Selective recruitment is an observed effect in traffic safety. When safety belt laws are passed, belt wearing rates increase, but casualties decline by smaller percentages than estimated in a simple calculation. This is because those converted from non-use to use are not “recruited” random members of the driving population. Instead, users differ from non-users in many ways that influence safety. Two effects are:
- 1. When non-wearers crash, they have more severe crashes.
- 2. Non-wearers are more likely to crash
Illustrative example of effect
Say initial belt use was zero (it never is, but this assumption makes it easy to understand), and after a belt law is passed use rate increases to 50%. As belts reduce driver fatality risk in crashes by 42%, a naive calculation would lead one to expect a 21% reduction in fatalities. In fact, a lesser reduction is observed. A somewhat complicated equation (p. 293 of Traffic Safety (book) estimates expected fatality reductions when use rates increase from any initial percent to any new percent. For the case of an increase in belt use from zero to 50%, the calculated reduction in deaths is 16%, well below the 21% estimated from the naive calculation.

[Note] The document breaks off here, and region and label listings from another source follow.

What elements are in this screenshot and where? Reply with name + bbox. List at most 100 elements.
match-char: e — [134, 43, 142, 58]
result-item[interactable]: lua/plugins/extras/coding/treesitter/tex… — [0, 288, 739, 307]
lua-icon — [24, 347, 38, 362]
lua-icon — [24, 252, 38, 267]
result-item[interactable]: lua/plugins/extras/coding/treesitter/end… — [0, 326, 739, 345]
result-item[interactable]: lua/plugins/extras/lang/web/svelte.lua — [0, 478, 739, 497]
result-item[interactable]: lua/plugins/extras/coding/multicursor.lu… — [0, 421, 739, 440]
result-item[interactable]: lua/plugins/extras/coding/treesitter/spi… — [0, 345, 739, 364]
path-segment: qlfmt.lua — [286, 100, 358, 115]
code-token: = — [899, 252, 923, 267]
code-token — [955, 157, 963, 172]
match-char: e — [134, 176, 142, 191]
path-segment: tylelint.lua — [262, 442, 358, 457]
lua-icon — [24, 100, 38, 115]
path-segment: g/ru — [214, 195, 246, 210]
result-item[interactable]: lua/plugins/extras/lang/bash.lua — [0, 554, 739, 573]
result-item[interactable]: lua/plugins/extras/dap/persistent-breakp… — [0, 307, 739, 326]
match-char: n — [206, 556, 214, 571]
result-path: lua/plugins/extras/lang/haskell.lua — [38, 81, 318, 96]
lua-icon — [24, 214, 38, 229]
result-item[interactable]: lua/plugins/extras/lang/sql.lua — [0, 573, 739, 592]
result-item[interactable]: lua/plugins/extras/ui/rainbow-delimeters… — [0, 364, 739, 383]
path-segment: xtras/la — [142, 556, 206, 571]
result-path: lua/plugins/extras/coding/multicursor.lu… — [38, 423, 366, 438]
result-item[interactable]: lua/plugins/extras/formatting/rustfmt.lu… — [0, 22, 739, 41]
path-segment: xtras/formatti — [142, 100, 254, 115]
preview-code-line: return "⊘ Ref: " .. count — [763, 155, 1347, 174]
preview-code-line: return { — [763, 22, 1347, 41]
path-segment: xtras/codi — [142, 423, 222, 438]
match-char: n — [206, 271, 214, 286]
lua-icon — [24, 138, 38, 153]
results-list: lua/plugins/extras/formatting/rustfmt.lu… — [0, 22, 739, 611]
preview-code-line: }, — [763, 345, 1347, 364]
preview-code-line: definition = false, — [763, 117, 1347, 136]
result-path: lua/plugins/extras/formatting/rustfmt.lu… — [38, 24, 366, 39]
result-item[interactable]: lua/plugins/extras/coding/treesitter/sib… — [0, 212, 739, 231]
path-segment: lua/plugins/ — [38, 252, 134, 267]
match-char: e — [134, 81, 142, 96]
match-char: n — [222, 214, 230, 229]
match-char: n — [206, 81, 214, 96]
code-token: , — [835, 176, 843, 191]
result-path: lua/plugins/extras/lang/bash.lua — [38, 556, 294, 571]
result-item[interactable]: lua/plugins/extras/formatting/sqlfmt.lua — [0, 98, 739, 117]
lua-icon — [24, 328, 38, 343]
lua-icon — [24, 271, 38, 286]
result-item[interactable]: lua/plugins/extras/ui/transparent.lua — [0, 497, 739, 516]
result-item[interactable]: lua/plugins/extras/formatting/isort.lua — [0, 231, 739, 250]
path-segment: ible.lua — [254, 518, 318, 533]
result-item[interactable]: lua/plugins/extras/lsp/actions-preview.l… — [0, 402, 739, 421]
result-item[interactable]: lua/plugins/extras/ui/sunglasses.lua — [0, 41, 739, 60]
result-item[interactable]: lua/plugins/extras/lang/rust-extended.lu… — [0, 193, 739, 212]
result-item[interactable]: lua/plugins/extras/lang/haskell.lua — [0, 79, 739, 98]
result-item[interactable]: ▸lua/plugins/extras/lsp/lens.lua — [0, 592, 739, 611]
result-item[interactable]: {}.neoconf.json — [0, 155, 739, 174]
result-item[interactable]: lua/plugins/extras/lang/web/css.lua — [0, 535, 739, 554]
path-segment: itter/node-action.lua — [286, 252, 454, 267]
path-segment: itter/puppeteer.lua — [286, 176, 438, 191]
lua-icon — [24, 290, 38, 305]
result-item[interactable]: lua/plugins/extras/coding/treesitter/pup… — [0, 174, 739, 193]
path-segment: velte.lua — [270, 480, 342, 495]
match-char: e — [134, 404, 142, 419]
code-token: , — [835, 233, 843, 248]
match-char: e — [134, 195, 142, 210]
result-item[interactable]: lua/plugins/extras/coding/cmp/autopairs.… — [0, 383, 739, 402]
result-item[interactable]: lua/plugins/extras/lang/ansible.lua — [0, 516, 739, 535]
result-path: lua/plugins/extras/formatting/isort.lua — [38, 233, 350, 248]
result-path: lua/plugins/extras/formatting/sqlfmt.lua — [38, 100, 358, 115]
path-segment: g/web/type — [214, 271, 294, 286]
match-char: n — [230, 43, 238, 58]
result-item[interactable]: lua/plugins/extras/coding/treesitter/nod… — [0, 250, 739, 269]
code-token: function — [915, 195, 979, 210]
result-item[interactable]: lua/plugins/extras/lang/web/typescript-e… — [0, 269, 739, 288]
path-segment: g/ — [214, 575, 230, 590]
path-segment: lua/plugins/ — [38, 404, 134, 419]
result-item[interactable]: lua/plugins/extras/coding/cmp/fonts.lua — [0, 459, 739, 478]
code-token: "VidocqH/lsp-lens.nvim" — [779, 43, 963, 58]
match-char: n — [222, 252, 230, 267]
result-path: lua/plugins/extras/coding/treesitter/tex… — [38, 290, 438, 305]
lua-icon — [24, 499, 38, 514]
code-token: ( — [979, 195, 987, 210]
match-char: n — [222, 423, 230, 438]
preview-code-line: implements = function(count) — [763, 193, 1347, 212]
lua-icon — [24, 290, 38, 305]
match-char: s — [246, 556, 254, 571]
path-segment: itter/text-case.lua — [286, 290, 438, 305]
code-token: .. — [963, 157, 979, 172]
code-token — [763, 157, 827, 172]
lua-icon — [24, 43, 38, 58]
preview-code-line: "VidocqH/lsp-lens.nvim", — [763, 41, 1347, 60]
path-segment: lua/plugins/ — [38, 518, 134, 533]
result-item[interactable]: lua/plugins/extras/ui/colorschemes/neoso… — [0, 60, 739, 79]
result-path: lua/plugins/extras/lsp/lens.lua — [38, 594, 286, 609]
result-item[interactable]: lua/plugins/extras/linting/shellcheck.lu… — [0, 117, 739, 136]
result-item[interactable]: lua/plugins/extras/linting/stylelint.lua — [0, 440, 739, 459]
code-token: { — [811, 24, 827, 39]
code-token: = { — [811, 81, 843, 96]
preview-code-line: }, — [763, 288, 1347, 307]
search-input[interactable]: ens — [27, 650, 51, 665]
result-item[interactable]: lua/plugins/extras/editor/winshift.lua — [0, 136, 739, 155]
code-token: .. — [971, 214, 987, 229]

Diminishes effectiveness of belt wearing laws
So even when belt wearing rates reach 90%, the 10% who do not wear have substantially more crashes, and more severe crashes, than the overall population. The 10% of non wearers thus make a far larger contribution to the overall casualty toll than might appear likely if selective recruitment did not occur.
Hardly unexpected
Belt wearers have been shown in more than a dozen good studies to behave differently from non-wearers. The phenomenon is in many ways obvious and to be expected. When a belt-wearing law is in effect, those not wearing belts are violating traffic law. Someone who does not obey one traffic law is more likely to not obey another – hence those who do not use belts are more likely to speed, drive drunk, and so on.
Although selective recruitment provides a perfectly reasonable and quantitative explanation for why casualty reductions from belt laws fall short of those computed simply from increased belt use, other explanations that are convincingly refuted by mountains of research persist.
The risk compensation explanation claims that the same driver substantially increases risk taking as a consequence of being compelled to wear a belt. Any such interpretation is compelling rejected by simple analyses of innumerable data sets (fatalities, crash-involvement rates, insurance claims). Any behavior change can change the risk of a fatal crash by no more than 5% percent in either direction—dramatically less than the 42% reduction in fatality risk provided by the belt in a crash. Claims that substantially lower than expected safety benefits from belts are due to drivers changing their behavior as a result of being compelled to wear belts are well outside the solid body of accepted traffic safety knowledge.